É com Cultura e Imperialismo (1993), que Said analisa através da literatura como se constituem as relações imperialistas. O autor demonstra através da literatura do final do século XIX, como o colonialismo estava presente não só no plano geopolítico das relações entre as “grandes” nações europeias, mas também na cabeça dos indivíduos. Para ele, a cultura é o único meio capaz de sustentar e justificar o imperialismo, mais que a violência constante, está nas ideias o poder de fazer-te acreditar na bondade e na importância do colonizador.

cenas do filme. Foto: Reprodução.

Se analisarmos Aladdin, a partir do seu contexto de produção, fica evidente que algumas ideias chave defendidas pelo Said estão presentes na animação. Primeiro é o fato de a história começar com um mercador, que tenta vender uma peça capaz de fazer mil coisas, que comicamente se desmonta ao longo da explicação dele. Esse mercador é quem nos apresenta a lâmpada mágica e passa a ser o narrador da história ao tentar segurar o ouvinte em sua barraca. É interessante perceber, que logo nos primeiros minutos, quando Aladdin furta um pão e sai em fuga pelo mercado, diversas cenas ilustram esse Oriente.

Cena em que Jasmine teria a mão decepada por pegar uma maça sem pagar, minuto 18–19. Aladdin, 1992.

O mercado é mostrado enquanto Aladdin foge dos guardas, homens sisudos, corpulentos, com traços árabes exagerados que perseguem o protagonista pelo furto de um alimento. Daí, alguns elementos dessa cultura vão sendo mostrados em segundo plano, cheia de misticismo, violência e barbárie.

Outro ponto passível de análise no contexto apresentado por Aladdin, e que me recorda talvez por coincidência uma obra literária do século XIX, é o fato de que os protagonistas do romance possuem traços árabes “suavizados” e europeizados, assim como a princesa Aouda, de Volta ao mundo em 80 dias, que só integra a história dos protagonistas após enfatizado o fato de que a moça, apesar de nascida na Índia, possuía formação inglesa.

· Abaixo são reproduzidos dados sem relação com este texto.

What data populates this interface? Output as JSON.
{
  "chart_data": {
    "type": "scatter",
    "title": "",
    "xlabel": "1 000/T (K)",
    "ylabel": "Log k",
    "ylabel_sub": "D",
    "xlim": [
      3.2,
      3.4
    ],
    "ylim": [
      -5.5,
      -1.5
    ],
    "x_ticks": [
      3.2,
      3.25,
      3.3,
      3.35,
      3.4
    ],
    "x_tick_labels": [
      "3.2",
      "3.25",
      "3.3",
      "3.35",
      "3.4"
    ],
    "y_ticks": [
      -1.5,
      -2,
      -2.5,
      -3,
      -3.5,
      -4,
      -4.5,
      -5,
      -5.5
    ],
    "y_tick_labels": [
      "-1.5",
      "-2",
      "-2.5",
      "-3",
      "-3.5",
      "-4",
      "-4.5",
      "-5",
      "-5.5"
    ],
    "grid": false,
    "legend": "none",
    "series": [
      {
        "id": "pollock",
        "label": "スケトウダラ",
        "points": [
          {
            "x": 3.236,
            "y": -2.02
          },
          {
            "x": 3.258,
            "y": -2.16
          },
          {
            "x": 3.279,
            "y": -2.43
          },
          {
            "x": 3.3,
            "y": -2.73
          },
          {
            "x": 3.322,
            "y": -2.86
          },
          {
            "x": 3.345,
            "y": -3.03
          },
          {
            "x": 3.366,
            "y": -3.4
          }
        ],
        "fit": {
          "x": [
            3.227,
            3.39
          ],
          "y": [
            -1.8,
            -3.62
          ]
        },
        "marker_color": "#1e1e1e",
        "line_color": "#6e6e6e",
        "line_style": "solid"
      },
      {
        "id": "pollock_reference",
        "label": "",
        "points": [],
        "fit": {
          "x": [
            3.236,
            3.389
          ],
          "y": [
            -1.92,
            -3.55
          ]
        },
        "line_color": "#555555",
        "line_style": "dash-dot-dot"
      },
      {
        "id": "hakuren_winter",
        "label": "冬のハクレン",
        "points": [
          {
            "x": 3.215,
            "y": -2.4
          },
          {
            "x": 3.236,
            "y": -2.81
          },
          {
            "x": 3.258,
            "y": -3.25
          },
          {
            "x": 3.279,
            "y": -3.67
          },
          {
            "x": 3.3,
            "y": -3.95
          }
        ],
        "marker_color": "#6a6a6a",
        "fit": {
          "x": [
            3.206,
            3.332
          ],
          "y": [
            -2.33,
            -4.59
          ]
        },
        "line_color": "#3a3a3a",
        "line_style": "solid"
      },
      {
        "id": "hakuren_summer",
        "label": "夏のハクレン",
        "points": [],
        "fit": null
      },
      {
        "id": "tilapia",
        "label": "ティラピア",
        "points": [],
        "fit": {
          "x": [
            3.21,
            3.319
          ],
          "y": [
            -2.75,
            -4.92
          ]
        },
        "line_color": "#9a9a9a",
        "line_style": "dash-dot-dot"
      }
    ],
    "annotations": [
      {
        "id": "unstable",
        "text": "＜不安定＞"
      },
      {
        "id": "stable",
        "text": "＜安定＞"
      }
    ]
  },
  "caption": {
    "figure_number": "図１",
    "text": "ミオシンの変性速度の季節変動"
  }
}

Ou seja, tanto na literatura como no cinema, os protagonistas de uma história oriental precisam aparecer “simpáticos” aos olhos ocidentais. Essa necessidade de simpatia, como já exposto, não acontece com os guardas ou com os mercadores, seus traços são exagerados e caricatos e expressam a violência dos costumes e um Estado repressor. Aliado aos traços das personagens que constroem esses atributos, outros estereótipos podem ser observados, como o de um povo altamente sexualizado, com haréns e dançarinas do ventre.

Essas características, expostas nas músicas e nas imagens que ilustram o desenrolar da história produzem um discurso e este, não pode ser outro se não o de oposição aos ideais americanos, de racionalidade, liberdade e civilização.

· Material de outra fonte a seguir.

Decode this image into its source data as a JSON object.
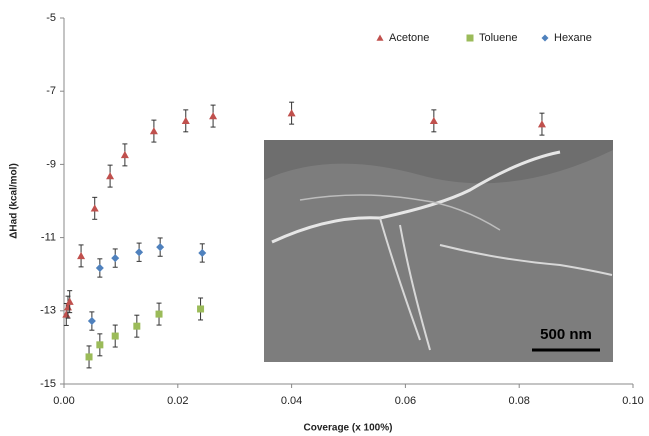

Em suma, como produção cultural, Aladdin pode ser enquadrado num discurso orientalista e essencialmente americanista, que produz um ano após o fim da Guerra do Golfo (1991), uma animação que apresenta ao mundo o Oriente. Assim como em outras produções culturais, como a literatura, consciente ou inconscientemente, esse discurso deflagra a necessidade de autoafirmação de uma cultura sobre outra, cria e reforça estereótipos e preconceitos a partir de um olhar distorcido e distante, de quem só precisa demarcar um nós e um eles, obviamente dividido em bons e maus.

REFERÊNCIAS

AGUIAR, Flávia Ferreira de Paula. Jasmine: a representação do oriente e da mulher sob a ótica da Disney. 2014. 89 f. Trabalho de Conclusão de Curso (Graduação em Comunicação — Habilitação em Jornalismo) — Escola de Comunicação, Universidade Federal do Rio de Janeiro, Rio de Janeiro, 2014.

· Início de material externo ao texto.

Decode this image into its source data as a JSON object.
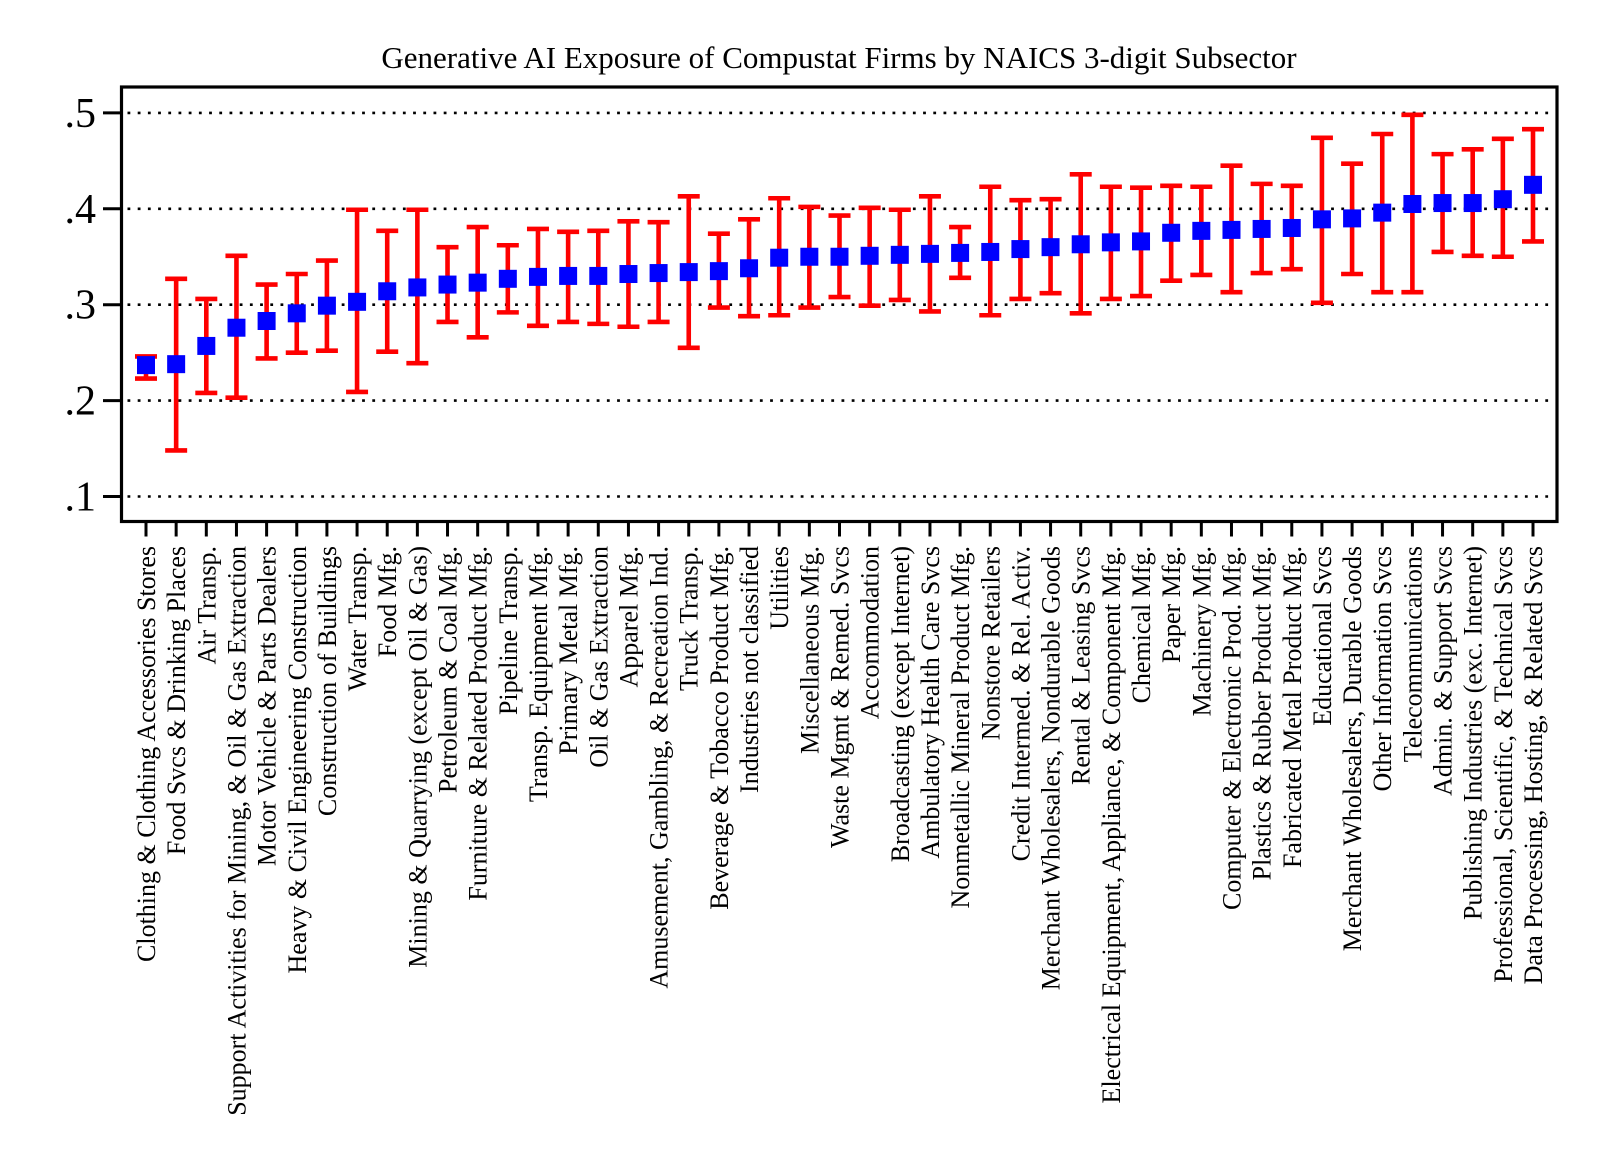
{
  "chart_data": {
    "type": "scatter",
    "subtype": "point-estimates-with-confidence-intervals",
    "title": "Generative AI Exposure of Compustat Firms by NAICS 3-digit Subsector",
    "xlabel": "",
    "ylabel": "",
    "ylim": [
      0.074,
      0.526
    ],
    "grid": "dotted-horizontal",
    "legend": "none",
    "marker_shape": "square",
    "colors": {
      "marker": "#0000fe",
      "error_bar": "#fe0000",
      "axis": "#000000",
      "background": "#ffffff"
    },
    "y_axis": {
      "tick_values": [
        0.1,
        0.2,
        0.3,
        0.4,
        0.5
      ],
      "tick_labels": [
        ".1",
        ".2",
        ".3",
        ".4",
        ".5"
      ]
    },
    "categories": [
      "Clothing & Clothing Accessories Stores",
      "Food Svcs & Drinking Places",
      "Air Transp.",
      "Support Activities for Mining, & Oil & Gas Extraction",
      "Motor Vehicle & Parts Dealers",
      "Heavy & Civil Engineering Construction",
      "Construction of Buildings",
      "Water Transp.",
      "Food Mfg.",
      "Mining & Quarrying (except Oil & Gas)",
      "Petroleum & Coal Mfg.",
      "Furniture & Related Product Mfg.",
      "Pipeline Transp.",
      "Transp. Equipment Mfg.",
      "Primary Metal Mfg.",
      "Oil & Gas Extraction",
      "Apparel Mfg.",
      "Amusement, Gambling, & Recreation Ind.",
      "Truck Transp.",
      "Beverage & Tobacco Product Mfg.",
      "Industries not classified",
      "Utilities",
      "Miscellaneous Mfg.",
      "Waste Mgmt & Remed. Svcs",
      "Accommodation",
      "Broadcasting (except Internet)",
      "Ambulatory Health Care Svcs",
      "Nonmetallic Mineral Product Mfg.",
      "Nonstore Retailers",
      "Credit Intermed. & Rel. Activ.",
      "Merchant Wholesalers, Nondurable Goods",
      "Rental & Leasing Svcs",
      "Electrical Equipment, Appliance, & Component Mfg.",
      "Chemical Mfg.",
      "Paper Mfg.",
      "Machinery Mfg.",
      "Computer & Electronic Prod. Mfg.",
      "Plastics & Rubber Product Mfg.",
      "Fabricated Metal Product Mfg.",
      "Educational Svcs",
      "Merchant Wholesalers, Durable Goods",
      "Other Information Svcs",
      "Telecommunications",
      "Admin. & Support Svcs",
      "Publishing Industries (exc. Internet)",
      "Professional, Scientific, & Technical Svcs",
      "Data Processing, Hosting, & Related Svcs"
    ],
    "estimates": [
      0.237,
      0.238,
      0.257,
      0.276,
      0.283,
      0.291,
      0.299,
      0.303,
      0.314,
      0.318,
      0.321,
      0.323,
      0.327,
      0.329,
      0.33,
      0.33,
      0.332,
      0.333,
      0.334,
      0.335,
      0.338,
      0.349,
      0.35,
      0.35,
      0.351,
      0.352,
      0.353,
      0.354,
      0.355,
      0.358,
      0.36,
      0.363,
      0.365,
      0.366,
      0.375,
      0.377,
      0.378,
      0.379,
      0.38,
      0.389,
      0.39,
      0.396,
      0.405,
      0.406,
      0.406,
      0.41,
      0.425
    ],
    "ci_lower": [
      0.223,
      0.148,
      0.208,
      0.203,
      0.244,
      0.25,
      0.252,
      0.209,
      0.251,
      0.239,
      0.282,
      0.266,
      0.292,
      0.278,
      0.282,
      0.28,
      0.277,
      0.282,
      0.255,
      0.297,
      0.288,
      0.289,
      0.297,
      0.308,
      0.299,
      0.305,
      0.293,
      0.328,
      0.289,
      0.306,
      0.312,
      0.291,
      0.306,
      0.309,
      0.325,
      0.331,
      0.313,
      0.333,
      0.337,
      0.302,
      0.332,
      0.313,
      0.313,
      0.355,
      0.351,
      0.35,
      0.366
    ],
    "ci_upper": [
      0.246,
      0.327,
      0.306,
      0.351,
      0.321,
      0.332,
      0.346,
      0.399,
      0.377,
      0.399,
      0.36,
      0.381,
      0.362,
      0.379,
      0.376,
      0.377,
      0.387,
      0.386,
      0.413,
      0.374,
      0.389,
      0.411,
      0.402,
      0.393,
      0.401,
      0.399,
      0.413,
      0.381,
      0.423,
      0.409,
      0.41,
      0.436,
      0.423,
      0.422,
      0.424,
      0.423,
      0.445,
      0.426,
      0.424,
      0.474,
      0.447,
      0.478,
      0.498,
      0.457,
      0.462,
      0.473,
      0.483
    ]
  }
}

ALADDIN. Direção de Ron Clements. [s.i]: Walt Disney Pictures, 1992. (90 min.), son., color.

DE CARVALHO, Matheus Santos Garcia. Para Treinar um Novo Olhar: Edward W. Said e o Imperialismo. REVISTA DA ACADEMIA LAGARTENSE DE LETRAS, [S.l.], v. 1, n. 5, dez. 2019. ISSN 2594–5378. Disponível em: <http://www.allrevista.com.br/index.php/allrevista/article/view/114>. Acesso em: 13 abr. 2020.

SAID, Edward W. Cultura e imperialismo. Trad. Denise Bottmann. São Paulo: Companhia das Letras, 2011.

SAID, Edward W. Orientalismo: O oriente como invenção do ocidente. Trad. Rosaura Eichenberg. São Paulo: Companhia das Letras, 2007.